Logo Bloomberg Technoz

"Oleh karena itu, maka utk melindungi kita dari spill over [sentimen] Fed Fund Rate, imbal hasil Treasury dan dolar AS, kami  arahkan [bunga] SRBI lebih tinggi. Karena [imbal hasil negara maju] lebih tinggi makanya yield SRBI harus kompetitif, kami bandingkan dengan peer group seperti India dan sebagainya," kata Perry dalam konferensi pers pengumuman hasil RDG Bank Indonesia edisi Juli di Jakarta siang hari ini. 

Perry menjelaskan, situasi saat ini adalah yield surat utang AS tenor pendek (US Notes) bertenor 2 tahun lebih tinggi ketimbang UST-1OY yaitu 4,7% dibandingkan 4,4%. Namun, ia melihat, pada kuartal IV level kedua surat utang itu akan konvergen sehingga ke depan yield SRBI dengan SBN juga mengarah pada tren serupa.

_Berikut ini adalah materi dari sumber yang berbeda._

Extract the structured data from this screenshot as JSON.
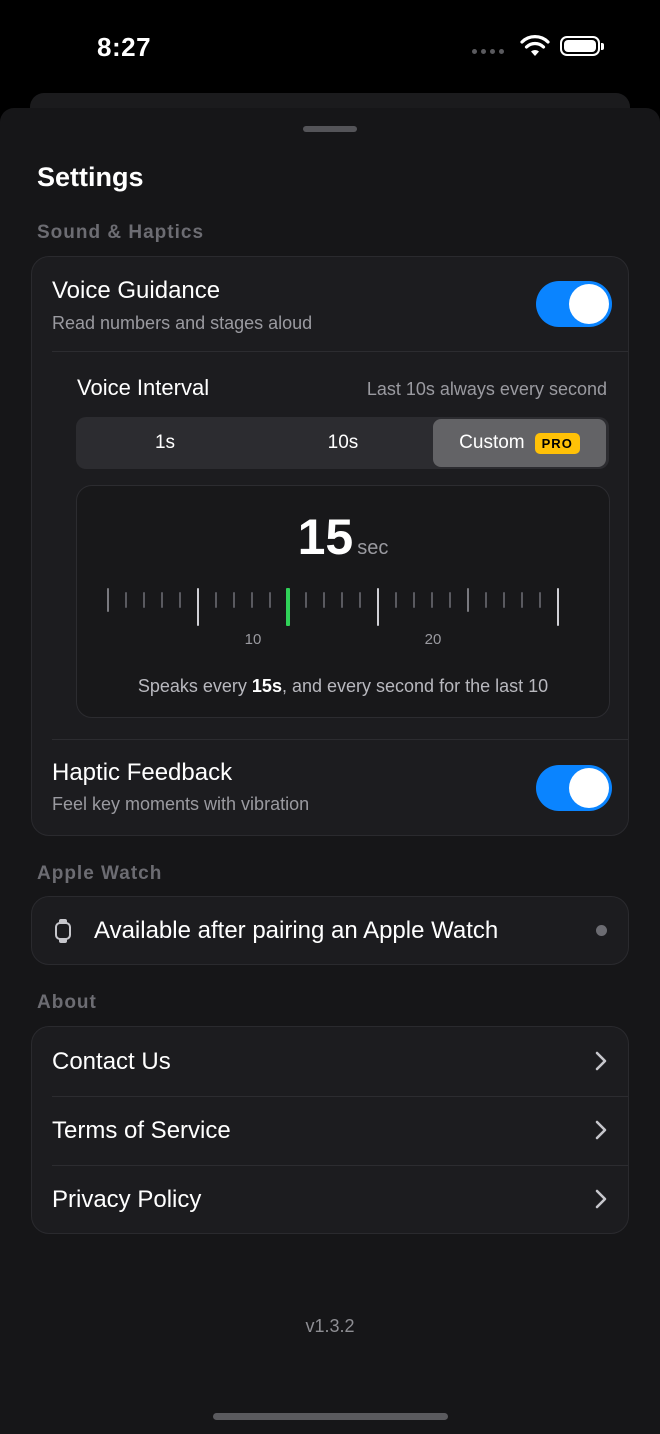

Dalam jangka pendek operasi moneter masih akan diarahkan untuk menstabilkan arus masuk modal asing dengan memberikan bunga SRBI lebih tinggi ketimbang SBN, agar rupiah bisa dijaga stabilitasnya.

"Lalu apakah terjadi crowding out? Salah satu, apakah ada inflow SBN, iya. Apakah kenaikan yield SBN terlalu tinggi? Tidak. Yield SBN malah relatif stabil meskipun US Treasury 1Y tinggi sedang imbal hasil SBN 2Y dan 10Y stabil di 6,68% dan 6,95% dan premi pasar keuangan," jelas Perry.

Gubernur BI dua periode ini memastikan, bank sentral selalu berkoordinasi dengan Kementerian Keuangan. BI bahkan memastikan akan menyerap SBN di pasar bila harganya jatuh, sesuatu yang semakin membuat penguasaan bank sentral terhadap SBN di pasar sekunder makin besar. Yakni mencapai lebih dari 23% dari outstanding SBN di pasar saat ini.

"Kalau kenaikan yield lebih tinggi, kami akan beli di pasar sekunder supaya yield SBN tidak melebar bahkan stabil bahkan itu juga terjadi meskipun inflow kecil. SBN kini sudah mulai sedikit-sedikit masuk [dana asing] meski belum konsisten sedang ke saham masih kecil. Jadi untuk jaga stabilitas jangka pendek, yield SRBI memang perlu sejalan dengan dengan global supaya bisa menarik arus masuk modal asing," terang Perry.

Sejauh ini, SRBI telah diterbitkan sebesar Rp775,45 triliun di mana asing menguasai sekitar Rp220,35 triliun atau sekitar 28% dari total outstanding di pasar sekunder.

"Yield SBN tidak tinggi relatif stabil, kami sudah koordinasi dengan Kemenkeu bila kenaikan yield SBN berlebihan, kami akan beli di pasar sekunder. Makanya dalam  koordinasi ini Kemenkeu akan fokus pada SBN jangka panjang, sedangkan BI memakai SRBI untuk sementara kuartal III," kata Perry.

Perry kembali menepis dugaan adanya crowding out di pasar saat ini. "Apakah crowding out? Tidak. Dari SBN ke SRBI baik dari suku bunga maupun lelang SBN untuk pembiayaan fiskal, tidak [crowding out]. Apakah kemudian berdampak pada keketatan likuiditas? Kalau ditanya keketatan likuiditas di perbankan, tidak [ketat]. Alat Likuid dibagi Dana Pihak Ketiga [AL/DPK] itu 25,36%, lebih dari cukup. Sepanjang sejarah, AL/DPK tidak pernah lebih dari 15%. Lalu, pertumbuhan Dana Pihak Ketiga juga tinggi 8,45%," kata Perry.